(urth) Appian

Tony Ellis tonyellis69 at btopenworld.com
Tue Aug 29 16:01:16 PDT 2006


Rex wrote:
>Using figures from the story Roy calculates
>Lomer's age to be 96, and I can see no mistakes in his math. So do
>you too contend Lomer is 96? (Ditto for fellow prisoner Nicarete, who
>seems "almost equally old"?) And can this actually be right given
>conditions in the antechamber, where the prisoner's diet seems to
>consist of coffee and sweet rolls, and they're frequently roughed up by
>malicious exultant punks? Or is it more likely that Wolfe screwed up
his
>numbers? Obviously, I think the latter more probable. 

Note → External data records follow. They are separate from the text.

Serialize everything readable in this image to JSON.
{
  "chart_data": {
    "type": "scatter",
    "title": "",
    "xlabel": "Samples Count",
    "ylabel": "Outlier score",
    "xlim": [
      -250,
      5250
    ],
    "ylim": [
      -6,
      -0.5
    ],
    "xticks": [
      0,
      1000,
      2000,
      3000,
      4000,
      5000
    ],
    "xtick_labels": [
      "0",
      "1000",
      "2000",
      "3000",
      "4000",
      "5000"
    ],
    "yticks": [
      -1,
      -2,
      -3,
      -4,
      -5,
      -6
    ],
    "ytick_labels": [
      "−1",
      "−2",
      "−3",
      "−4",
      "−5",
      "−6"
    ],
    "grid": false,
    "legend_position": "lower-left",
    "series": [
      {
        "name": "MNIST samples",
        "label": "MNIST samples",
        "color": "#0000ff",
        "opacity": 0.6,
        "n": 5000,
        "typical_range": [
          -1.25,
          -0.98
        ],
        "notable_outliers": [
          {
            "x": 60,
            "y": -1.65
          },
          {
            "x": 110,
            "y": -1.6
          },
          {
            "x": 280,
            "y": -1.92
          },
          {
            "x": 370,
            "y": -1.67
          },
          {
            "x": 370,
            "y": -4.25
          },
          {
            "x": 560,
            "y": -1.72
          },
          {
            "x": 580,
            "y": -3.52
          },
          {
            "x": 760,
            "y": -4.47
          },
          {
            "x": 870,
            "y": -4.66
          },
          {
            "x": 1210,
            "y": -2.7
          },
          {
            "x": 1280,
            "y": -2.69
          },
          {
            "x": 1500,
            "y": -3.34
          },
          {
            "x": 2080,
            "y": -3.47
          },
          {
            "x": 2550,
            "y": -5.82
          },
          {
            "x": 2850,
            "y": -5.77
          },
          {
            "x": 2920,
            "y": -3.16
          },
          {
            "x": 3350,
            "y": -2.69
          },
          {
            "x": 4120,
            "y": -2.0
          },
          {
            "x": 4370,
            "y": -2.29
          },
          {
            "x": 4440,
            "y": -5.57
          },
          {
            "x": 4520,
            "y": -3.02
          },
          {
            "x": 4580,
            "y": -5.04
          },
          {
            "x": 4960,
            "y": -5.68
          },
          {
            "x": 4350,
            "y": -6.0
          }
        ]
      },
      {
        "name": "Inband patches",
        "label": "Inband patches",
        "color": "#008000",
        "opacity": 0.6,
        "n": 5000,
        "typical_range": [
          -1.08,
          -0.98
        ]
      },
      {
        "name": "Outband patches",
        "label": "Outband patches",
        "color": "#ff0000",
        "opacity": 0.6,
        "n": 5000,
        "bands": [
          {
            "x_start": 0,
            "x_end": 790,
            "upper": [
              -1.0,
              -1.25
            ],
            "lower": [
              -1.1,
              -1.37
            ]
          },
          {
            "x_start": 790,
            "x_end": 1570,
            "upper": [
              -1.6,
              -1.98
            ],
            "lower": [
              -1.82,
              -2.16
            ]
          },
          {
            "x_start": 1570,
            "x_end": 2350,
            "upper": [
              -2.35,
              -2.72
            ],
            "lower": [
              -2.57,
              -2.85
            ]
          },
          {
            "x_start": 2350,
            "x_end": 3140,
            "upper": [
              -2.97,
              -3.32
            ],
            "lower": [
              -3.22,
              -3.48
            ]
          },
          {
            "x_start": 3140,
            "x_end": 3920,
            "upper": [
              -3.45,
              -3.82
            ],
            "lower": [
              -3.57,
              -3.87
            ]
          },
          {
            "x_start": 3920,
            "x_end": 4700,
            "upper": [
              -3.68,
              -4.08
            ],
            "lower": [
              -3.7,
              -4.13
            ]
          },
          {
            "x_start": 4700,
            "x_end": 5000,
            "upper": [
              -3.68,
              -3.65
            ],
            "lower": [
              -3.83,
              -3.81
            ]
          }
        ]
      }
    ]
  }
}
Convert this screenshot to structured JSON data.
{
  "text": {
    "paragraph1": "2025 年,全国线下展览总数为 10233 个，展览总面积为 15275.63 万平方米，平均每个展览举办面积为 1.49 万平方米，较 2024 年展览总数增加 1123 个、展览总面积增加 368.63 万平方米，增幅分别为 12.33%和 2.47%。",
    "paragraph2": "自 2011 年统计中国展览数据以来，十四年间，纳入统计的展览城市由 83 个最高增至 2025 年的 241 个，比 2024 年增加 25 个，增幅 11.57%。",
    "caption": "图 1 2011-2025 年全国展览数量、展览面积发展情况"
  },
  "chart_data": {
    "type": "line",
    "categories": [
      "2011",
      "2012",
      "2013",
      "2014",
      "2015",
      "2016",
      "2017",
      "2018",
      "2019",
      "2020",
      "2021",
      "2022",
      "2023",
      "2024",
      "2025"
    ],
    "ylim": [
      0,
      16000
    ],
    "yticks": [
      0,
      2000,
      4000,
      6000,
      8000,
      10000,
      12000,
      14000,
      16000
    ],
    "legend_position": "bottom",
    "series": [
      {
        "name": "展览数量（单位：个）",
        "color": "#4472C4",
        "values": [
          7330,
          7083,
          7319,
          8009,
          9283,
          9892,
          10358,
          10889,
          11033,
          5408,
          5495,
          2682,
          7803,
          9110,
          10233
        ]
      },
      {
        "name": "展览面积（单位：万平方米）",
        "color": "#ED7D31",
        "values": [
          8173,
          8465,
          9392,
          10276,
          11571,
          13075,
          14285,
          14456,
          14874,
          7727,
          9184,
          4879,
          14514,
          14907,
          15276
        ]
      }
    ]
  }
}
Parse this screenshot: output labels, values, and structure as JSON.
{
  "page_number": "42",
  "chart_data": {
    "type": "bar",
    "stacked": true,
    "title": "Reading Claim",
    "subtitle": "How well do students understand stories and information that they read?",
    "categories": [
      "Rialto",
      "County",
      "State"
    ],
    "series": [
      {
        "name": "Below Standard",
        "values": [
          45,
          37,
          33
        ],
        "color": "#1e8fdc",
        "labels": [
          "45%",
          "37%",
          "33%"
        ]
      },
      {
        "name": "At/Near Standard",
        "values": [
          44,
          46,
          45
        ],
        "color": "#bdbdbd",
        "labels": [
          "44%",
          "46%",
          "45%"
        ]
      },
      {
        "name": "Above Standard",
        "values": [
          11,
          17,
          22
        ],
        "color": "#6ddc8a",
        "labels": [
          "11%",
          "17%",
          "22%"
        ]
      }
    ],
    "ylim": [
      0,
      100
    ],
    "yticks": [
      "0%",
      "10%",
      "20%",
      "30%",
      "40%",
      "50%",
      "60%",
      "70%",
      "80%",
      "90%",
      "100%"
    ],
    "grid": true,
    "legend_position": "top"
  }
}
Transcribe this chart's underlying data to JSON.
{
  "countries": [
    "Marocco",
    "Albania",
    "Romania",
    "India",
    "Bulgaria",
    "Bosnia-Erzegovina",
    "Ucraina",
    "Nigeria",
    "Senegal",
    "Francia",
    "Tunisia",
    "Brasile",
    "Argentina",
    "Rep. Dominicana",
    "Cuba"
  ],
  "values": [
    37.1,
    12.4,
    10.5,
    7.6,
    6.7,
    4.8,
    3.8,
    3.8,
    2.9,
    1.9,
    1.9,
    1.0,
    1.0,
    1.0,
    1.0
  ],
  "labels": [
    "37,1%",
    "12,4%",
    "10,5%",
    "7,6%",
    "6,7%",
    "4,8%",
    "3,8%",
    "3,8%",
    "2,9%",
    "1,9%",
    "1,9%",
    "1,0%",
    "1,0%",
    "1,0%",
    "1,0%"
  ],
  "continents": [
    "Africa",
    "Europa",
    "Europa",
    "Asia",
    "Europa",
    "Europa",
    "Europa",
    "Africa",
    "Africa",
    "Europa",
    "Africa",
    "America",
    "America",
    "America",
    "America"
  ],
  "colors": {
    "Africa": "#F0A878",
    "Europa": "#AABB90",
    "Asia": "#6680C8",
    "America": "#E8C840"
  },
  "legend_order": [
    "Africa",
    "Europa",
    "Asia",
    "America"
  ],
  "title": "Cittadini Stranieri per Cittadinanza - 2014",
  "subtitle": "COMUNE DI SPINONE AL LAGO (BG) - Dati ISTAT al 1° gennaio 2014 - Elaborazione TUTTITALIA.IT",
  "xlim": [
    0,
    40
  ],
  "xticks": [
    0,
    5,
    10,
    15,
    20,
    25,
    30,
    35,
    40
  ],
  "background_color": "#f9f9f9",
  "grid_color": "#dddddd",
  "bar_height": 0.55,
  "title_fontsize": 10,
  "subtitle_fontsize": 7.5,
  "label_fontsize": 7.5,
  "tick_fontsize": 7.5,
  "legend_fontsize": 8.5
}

I don't think it matters. Maybe Wolfe thinks that 96 is a plausible age
for Lomer, and maybe he never stopped to think how old he was forcing
Lomer to be. Either way, 62 years remains the figure that The Cat gives
us for the gap between Appian's rule and the start of Severian's, and
it's as much a part of that story as the name Appian itself.

As a personal aside: I don't tend to think of TBotNS as a realistic
novel in the conventional sense. I don't find Severian stumbling across
a 96-year-old man in an ancient Waiting Room any more implausible than
the Waiting Room itself. Later, he finds another old man in a little
house in the absolute middle of nowhere, and he turns out to be a
schoolmate of Fechin. (And how old would *he* have to be?)


>This was a shameless cheap shot on my part and I apologize.
Very nice of you to say so. Think nothing of it.